Adrick’in gözleri diğerlerine bakarken parlamaktadır.
Getsun, “Peki o zaman madenlerden geçelim.”
Kasabadan ayrılarak Adrick’in öncülüğünde dağa doğru tırmanırlar. Hedeflerine vardıklarında taştan yapılmış devasa bir kapı onları karşılar. Kapının iki yanında cüce işçiliğiyle oyulmuş taş kabartmalar hemen dikkati çekmektedir. Adrick büyük bir hayranlıkla kapıya bakarken,
“İşte buradan geçeceğiz. Atalarımın yaptığı eseri görüyor musunuz? En iyi cüce taş ustalarının elleriyle yapılmıştır bu kapı”
Mokays, “Muazzam”
Kul, “Etkileyici, içerde daha ne eserler saklıdır kim bilir.”
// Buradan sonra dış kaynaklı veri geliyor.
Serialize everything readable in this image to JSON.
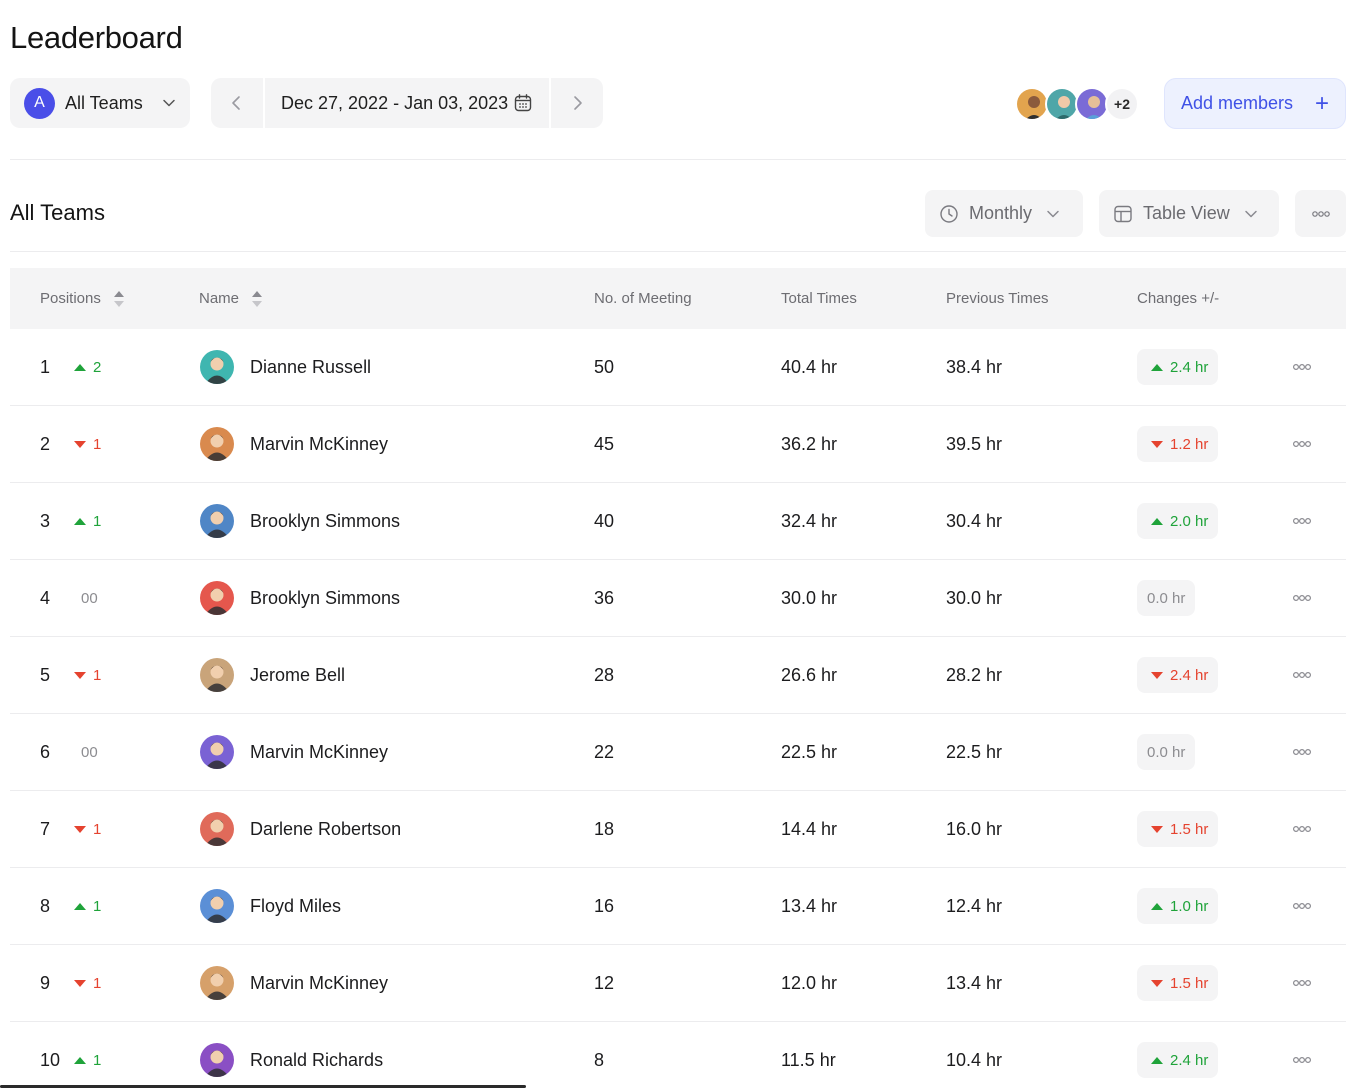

Getsun, “Kapı kapalı görünüyor. Birinin açması için tıklatmamız mı gerekiyor?”
Adrick, “Hayır, hayır… cüce madenlerinin kapıları korunaklıdır. Önce şifreyi çözmeliyiz. Şu oyuklarda ki taşları görüyor musunuz? Eğer taşları yerine doğru şekilde koymayı başarırsak kapı açılacaktır. Siz bekleyin ben hemen hallederim.”
Adrick tek tek taşları denemeye başlar. Diğerleri kenarda oturmuş beklemektedir.
Adrick, “Hmm… bu da değil. Şu muydu acaba…”
Kul, “Hey Adrick, daha bekleyecek miyiz?”
Adrick, “Bir saniye çok az kaldı.”
Trix, “Kanyondan gitseydik şimdiye varmıştık. Klavuzu cüce olanın burnu …”
Adrick, “Dikkatimi dağıtmazsan çözeceğim uzun kulak”
“Çekil istersen bir de ben deneyim”
“Hıh… bir elf cüce madenlerinin kapısını açabilecek mi sanıyorsun?”
“Çekil bakalım. Şunu şuraya, şunu da şuraya, hmm… şunu da şuraya koyalım.”
Gürültülü bir sesle taşlar oynamaya başlar. Kapının üzerinde ufak taş parçaları dökülür. Yavaşça madenlerin kapısı açılır. Trix, gülümseyerek Adrick’e bakış atar. Adrick homurdanarak,
“Neredeyse açıyordum”
Getsun, “Haydi bakalım bir an önce gidelim. Vaktimiz iyice daralıyor.”